Secondly, the pace of earnings forecast improvements in the Korean stock market is accelerating. The Q3 earnings surprises from leading stocks, including Samsung Electronics, have strengthened expectations for future performance. Considering the rising expectations from both macro and earnings fundamentals, it is not yet time to abandon hopes for a positive market trend.
◆Sangyoung Seo, Researcher at Kiwoom Securities=Yesterday, the Korean stock market reached an all-time high, driven by a surge in semiconductor-related sectors following Micron's (3.03%) upward revision of quarterly earnings and growing optimism about the semiconductor industry. Notably, foreign investors were the largest contributors, with net purchases exceeding 500 billion KRW. Meanwhile, the U.S. stock market showed a differentiated trend, with value stocks such as banks, energy, and leisure sectors gaining strength due to vaccine optimism, while tech stocks underperformed.

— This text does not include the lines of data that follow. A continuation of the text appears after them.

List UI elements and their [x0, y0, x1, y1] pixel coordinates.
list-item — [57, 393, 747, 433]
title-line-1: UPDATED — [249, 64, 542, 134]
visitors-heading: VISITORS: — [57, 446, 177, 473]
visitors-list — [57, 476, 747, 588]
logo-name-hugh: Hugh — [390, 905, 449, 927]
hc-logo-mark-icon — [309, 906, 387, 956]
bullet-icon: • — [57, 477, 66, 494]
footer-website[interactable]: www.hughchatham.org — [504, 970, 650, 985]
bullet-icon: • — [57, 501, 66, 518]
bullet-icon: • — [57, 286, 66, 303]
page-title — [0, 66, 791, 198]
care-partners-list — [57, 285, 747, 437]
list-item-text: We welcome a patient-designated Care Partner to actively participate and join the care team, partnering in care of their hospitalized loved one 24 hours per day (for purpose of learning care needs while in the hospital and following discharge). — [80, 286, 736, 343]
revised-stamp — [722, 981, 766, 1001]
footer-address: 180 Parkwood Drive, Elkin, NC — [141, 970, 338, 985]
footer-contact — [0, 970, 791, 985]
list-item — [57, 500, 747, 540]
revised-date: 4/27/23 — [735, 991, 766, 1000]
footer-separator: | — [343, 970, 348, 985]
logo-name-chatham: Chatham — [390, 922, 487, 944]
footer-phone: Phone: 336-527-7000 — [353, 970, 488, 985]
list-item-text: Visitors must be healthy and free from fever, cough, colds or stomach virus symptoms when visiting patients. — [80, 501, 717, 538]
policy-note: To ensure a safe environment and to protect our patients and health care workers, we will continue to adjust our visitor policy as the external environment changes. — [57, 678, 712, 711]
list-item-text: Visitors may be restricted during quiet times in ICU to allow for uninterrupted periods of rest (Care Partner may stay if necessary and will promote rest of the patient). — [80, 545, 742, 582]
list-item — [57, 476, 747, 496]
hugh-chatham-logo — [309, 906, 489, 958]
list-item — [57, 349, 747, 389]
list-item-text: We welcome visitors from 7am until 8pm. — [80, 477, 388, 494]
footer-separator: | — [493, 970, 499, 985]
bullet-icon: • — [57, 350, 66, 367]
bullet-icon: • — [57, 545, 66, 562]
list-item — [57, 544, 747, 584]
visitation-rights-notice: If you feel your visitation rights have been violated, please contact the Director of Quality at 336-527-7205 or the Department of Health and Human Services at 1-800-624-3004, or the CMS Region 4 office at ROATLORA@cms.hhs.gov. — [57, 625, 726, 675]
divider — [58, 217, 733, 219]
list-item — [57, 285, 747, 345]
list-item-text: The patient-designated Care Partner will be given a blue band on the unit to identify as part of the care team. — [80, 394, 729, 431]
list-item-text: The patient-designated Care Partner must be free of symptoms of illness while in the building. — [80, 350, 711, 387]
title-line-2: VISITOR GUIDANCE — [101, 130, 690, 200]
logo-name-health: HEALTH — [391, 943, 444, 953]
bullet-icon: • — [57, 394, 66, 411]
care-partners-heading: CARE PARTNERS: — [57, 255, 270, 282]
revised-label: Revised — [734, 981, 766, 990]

This reflects a differentiation occurring during a pause after a sharp rise.
Meanwhile, Federal Reserve Chair Jerome Powell expressed confidence in the economic recovery, and House Speaker Nancy Pelosi asserted that negotiations on a $900 billion stimulus package would proceed and reach an agreement, both expected to positively influence investor sentiment. However, concerns remain due to signs of contraction in the U.S. real economy, including employment, and the Fed's Beige Book noting a slowdown in recovery. Additionally, Joe Biden's statement that he does not intend to lift tariffs imposed on China by Donald Trump raises further worries. Considering these factors, the Korean stock market is expected to start higher but will likely continue to experience a stock-specific market led by foreign investors, as seen the previous day.